I suppose that you mean gc.get_objects when you wrote sys.getobjects. This function gives you a list of all reachable objects. If you suppose a leak, you can iterate this list and try to find objects that should have been freed already. (For instance you might know that all objects of a certain type are to be freed at a certain point.)

Answered By: Helmut Grohne

CPython uses two mechanisms to clean up garbage. One is reference counting, which affects all objects but which can’t clean up objects that (directly or indirectly) refer to each other. That’s where the actual garbage collector comes in: python has the gc module, which searches for cyclic references in objects it knows about. Only objects that can potentially be part of a reference cycle need to worry about participating in the cyclic gc. So, for example, lists do, but strings do not; strings don’t reference any other objects. (In fact, the story is a little more complicated, as there’s two ways of participating in cyclic gc, but that isn’t really relevant here.)

All Python classes (and instances thereof) automatically get tracked by the cyclic gc. Types defined in C aren’t, unless they put in a little effort. All the builtin types that could be part of a cycle do. But this does mean the gc module only knows about the types that play along.

Apart from the collection mechanism there’s also the fact that Python has its own aggregating memory allocator (obmalloc), which allocates entire memory arenas and uses the memory for most of the smaller objects it creates.
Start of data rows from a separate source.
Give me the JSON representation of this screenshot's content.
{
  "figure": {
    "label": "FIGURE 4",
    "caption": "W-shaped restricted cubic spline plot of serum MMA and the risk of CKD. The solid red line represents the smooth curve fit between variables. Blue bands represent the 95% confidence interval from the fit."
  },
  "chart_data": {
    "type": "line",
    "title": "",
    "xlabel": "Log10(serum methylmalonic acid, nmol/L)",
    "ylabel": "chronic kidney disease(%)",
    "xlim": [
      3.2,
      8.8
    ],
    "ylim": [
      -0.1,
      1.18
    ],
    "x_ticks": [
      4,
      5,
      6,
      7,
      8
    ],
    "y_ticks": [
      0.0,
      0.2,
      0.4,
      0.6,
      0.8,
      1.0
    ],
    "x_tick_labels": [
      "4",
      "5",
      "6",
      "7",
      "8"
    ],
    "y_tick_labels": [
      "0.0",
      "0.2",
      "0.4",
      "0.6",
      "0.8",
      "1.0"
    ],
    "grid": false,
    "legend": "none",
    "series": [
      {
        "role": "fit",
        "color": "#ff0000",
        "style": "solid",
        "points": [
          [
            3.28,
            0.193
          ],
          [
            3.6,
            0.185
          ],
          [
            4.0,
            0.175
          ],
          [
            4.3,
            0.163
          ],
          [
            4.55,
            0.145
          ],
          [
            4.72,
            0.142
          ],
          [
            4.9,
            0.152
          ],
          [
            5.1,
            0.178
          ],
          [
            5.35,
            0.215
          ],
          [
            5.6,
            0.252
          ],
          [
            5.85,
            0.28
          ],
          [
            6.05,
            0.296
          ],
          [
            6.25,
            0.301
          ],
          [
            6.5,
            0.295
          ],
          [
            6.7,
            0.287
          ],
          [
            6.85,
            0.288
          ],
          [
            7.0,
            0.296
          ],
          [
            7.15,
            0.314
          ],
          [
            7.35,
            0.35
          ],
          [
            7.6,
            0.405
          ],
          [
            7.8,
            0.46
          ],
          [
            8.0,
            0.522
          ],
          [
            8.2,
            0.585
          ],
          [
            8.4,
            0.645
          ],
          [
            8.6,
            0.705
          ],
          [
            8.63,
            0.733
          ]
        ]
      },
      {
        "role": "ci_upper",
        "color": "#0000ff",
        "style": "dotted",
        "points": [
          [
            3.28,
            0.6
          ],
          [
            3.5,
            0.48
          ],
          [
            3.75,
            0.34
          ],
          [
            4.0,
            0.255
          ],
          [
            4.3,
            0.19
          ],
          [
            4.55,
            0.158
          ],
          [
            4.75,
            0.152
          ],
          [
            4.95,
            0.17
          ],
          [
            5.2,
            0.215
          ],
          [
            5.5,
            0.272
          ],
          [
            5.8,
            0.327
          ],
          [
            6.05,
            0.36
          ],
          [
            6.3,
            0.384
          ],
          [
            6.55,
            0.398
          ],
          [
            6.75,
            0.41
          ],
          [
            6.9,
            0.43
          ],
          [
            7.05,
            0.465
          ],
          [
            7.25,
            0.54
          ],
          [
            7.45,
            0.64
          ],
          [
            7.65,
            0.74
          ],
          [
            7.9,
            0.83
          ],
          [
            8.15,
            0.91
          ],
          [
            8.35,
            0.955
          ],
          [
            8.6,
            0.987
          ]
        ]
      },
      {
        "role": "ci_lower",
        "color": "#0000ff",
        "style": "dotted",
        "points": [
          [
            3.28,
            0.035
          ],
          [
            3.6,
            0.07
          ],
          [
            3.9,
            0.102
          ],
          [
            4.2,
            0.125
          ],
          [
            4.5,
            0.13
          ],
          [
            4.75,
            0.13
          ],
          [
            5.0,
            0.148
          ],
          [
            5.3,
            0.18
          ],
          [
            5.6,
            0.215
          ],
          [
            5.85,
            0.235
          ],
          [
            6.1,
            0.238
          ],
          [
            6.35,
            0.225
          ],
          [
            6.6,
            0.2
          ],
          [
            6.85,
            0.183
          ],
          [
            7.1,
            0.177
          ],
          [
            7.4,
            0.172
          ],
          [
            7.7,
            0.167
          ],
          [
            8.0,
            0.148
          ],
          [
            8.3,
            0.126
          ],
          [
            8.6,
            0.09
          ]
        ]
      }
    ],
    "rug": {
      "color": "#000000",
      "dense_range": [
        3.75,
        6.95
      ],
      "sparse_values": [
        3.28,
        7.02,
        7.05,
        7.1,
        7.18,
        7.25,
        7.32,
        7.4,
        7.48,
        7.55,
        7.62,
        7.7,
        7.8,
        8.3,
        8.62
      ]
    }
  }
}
Python now does free these arenas when they’re completely empty (for a long time it didn’t), but actually emptying an arena is fairly rare: because CPython objects aren’t movable, you can’t just move some stragglers to another arena.

Answered By: Thomas Wouters

A Python class designed to be unable to be involved in cycles is not tracked by the GC.

class V(object):
    __slots__ = ()

Instances of V cannot have any attribute. Its size is 16, like the size of object().

sys.getsizeof(V()) and v().sizeof() return the same value: 16.

V isn’t useful, but I imagine that other classes derived from base types (e.g. tuple), that only add methods, can be crafted so that reference counting is enough to manage them in memory.